Poésie immobilière (ne soyons pas naïfs)

En montant vers le causse, à l’écart du village, il y a une petite maison qu’on aime beaucoup, Lars et moi. On se disait en plaisantant que ce serait la maison de nos rêves, dans une vie parallèle. Celle qu’il nous faudrait. Je n’ai jamais vu l’intérieur, bien sûr, mais je connais bien le jardin  (j’aime beaucoup roder dans les jardins des maisons vides ; j’aime beaucoup rôder dans les jardins tout court, d’ailleurs ; disons que c’est mon côté poète). Il y a un ancien verger, quelques pots abritant des cactus étiques, et juste derrière la maison, dans la pente, l’un des plus beaux chênes des environs, où habite un troupeau de geais. Au-dessus, un bois de petits chênes et de genévriers qui continuent jusque sur le causse et où vivent des sangliers, des chevreuils, et un petit renard que j’allais observer cet automne.

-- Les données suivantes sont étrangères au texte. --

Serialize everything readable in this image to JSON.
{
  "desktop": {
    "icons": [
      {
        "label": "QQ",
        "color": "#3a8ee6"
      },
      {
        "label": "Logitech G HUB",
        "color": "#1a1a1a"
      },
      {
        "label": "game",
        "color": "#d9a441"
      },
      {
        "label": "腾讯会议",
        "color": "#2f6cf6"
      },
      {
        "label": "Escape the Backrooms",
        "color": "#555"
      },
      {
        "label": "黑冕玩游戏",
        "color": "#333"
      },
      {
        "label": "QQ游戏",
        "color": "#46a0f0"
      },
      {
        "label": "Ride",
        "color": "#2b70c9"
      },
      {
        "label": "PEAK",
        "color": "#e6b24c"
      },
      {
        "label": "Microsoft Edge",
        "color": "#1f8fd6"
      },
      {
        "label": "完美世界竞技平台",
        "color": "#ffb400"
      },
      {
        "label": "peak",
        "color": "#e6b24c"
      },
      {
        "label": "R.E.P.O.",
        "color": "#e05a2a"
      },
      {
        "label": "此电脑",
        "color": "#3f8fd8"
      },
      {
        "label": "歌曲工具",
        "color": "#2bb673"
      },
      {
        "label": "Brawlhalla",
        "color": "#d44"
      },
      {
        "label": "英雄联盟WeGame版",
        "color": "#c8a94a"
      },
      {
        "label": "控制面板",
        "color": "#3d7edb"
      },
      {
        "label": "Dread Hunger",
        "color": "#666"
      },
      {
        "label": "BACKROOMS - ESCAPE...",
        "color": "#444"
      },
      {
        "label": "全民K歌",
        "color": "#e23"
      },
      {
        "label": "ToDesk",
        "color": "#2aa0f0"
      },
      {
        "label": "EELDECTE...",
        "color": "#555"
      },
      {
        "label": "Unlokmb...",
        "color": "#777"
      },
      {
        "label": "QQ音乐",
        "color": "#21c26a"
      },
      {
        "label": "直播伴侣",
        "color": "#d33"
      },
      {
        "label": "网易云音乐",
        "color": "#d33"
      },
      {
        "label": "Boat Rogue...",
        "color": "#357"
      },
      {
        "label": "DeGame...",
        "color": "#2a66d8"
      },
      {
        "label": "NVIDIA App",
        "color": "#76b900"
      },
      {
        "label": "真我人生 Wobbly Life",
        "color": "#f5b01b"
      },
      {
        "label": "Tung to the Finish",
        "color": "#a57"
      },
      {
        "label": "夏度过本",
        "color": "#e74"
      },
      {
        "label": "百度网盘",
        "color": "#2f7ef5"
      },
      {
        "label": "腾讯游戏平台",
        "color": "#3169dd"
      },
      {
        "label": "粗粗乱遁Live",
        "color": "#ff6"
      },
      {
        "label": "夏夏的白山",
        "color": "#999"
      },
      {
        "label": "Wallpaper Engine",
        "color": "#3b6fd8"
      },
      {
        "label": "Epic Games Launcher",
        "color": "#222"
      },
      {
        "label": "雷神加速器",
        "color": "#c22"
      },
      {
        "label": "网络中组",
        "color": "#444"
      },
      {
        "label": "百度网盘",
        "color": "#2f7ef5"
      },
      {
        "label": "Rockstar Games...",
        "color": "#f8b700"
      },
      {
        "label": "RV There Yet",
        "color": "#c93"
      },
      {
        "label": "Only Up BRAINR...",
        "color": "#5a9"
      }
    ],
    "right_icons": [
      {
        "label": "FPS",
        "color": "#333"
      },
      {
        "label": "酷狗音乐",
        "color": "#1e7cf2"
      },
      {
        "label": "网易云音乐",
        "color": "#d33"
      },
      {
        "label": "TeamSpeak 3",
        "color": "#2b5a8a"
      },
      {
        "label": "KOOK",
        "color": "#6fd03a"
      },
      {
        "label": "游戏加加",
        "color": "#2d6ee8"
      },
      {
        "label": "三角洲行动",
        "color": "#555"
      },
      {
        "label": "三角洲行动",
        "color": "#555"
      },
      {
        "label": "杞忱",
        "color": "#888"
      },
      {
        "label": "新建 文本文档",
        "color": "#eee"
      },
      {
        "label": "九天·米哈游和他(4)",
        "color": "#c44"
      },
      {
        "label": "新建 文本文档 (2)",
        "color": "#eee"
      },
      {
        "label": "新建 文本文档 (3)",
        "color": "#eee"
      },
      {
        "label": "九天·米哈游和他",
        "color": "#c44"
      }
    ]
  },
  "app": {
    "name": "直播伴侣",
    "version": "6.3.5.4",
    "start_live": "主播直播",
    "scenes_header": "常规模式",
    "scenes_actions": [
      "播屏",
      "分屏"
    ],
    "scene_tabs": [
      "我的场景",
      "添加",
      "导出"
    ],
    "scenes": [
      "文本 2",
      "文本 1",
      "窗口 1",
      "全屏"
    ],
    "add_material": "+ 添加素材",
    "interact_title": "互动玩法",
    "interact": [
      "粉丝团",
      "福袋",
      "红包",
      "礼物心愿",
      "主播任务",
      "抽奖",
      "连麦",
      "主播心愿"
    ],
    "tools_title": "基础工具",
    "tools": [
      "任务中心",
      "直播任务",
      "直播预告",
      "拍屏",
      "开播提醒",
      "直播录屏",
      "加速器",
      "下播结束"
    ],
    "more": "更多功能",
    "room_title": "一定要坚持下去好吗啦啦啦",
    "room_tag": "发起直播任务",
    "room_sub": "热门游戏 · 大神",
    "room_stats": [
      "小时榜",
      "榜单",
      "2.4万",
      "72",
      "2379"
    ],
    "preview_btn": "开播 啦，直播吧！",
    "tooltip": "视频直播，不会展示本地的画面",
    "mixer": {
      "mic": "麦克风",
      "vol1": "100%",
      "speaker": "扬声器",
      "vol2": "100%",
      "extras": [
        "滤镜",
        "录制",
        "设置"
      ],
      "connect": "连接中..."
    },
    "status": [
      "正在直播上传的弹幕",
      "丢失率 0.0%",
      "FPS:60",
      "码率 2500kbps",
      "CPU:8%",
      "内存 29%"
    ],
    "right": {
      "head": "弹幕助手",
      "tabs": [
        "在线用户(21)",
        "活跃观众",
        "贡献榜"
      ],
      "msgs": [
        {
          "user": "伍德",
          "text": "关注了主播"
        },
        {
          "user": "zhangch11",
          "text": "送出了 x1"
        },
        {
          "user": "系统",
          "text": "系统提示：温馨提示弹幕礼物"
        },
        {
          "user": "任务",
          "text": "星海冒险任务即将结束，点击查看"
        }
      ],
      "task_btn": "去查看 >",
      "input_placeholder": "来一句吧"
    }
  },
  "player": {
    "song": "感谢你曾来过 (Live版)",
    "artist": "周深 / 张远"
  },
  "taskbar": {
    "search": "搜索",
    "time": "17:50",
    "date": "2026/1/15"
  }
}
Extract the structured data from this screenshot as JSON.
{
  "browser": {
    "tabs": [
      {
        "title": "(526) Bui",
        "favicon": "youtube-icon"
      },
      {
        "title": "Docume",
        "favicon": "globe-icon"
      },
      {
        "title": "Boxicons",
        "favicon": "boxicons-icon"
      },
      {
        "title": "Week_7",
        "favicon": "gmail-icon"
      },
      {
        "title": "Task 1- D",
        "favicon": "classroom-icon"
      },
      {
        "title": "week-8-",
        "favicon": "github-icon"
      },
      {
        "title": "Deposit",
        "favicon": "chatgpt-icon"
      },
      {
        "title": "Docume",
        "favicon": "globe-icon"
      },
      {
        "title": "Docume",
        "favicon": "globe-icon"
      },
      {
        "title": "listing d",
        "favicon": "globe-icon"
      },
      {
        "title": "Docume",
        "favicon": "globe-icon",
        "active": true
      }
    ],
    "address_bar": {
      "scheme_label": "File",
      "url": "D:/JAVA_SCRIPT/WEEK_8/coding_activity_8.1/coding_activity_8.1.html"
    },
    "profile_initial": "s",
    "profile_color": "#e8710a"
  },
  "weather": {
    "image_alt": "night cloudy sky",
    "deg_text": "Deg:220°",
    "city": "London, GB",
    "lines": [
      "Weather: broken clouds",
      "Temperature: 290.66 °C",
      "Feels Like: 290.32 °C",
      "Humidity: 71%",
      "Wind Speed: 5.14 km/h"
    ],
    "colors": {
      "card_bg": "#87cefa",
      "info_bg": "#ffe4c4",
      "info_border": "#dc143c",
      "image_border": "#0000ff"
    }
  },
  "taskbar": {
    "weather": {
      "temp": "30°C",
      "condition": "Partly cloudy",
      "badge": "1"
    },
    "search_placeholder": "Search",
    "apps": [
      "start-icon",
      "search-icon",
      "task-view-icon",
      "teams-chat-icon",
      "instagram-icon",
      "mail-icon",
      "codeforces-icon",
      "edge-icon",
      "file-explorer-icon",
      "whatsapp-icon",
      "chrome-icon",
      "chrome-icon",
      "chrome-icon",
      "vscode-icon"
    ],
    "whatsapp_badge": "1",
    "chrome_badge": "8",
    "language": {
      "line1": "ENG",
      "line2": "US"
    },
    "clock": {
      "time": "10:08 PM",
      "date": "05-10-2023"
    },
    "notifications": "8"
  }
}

Qu’on ne s’affole pas : je ne suis pas poète au point de penser que sous prétexte que j’aime les geais, les chênes et les renards, j’ai des droits sur la propriété. Mais voilà l’histoire, donc.
Cet hiver, nous avons vu que la maison était à vendre. On s’est dit qu’on allait se renseigner sur le prix, juste pour rêver un moment. On n’a pas rêvé longtemps : 330 000 euros. 330 000 euros, qui peut faire ça ? 330 000 euros pour une maison, quand on y pense sérieusement, qu’est-ce que ça peut vouloir dire ? Qui peut disposer de cette somme ? Pas nous, évidemment, et pas vous non plus, j’en suis quasi sûr.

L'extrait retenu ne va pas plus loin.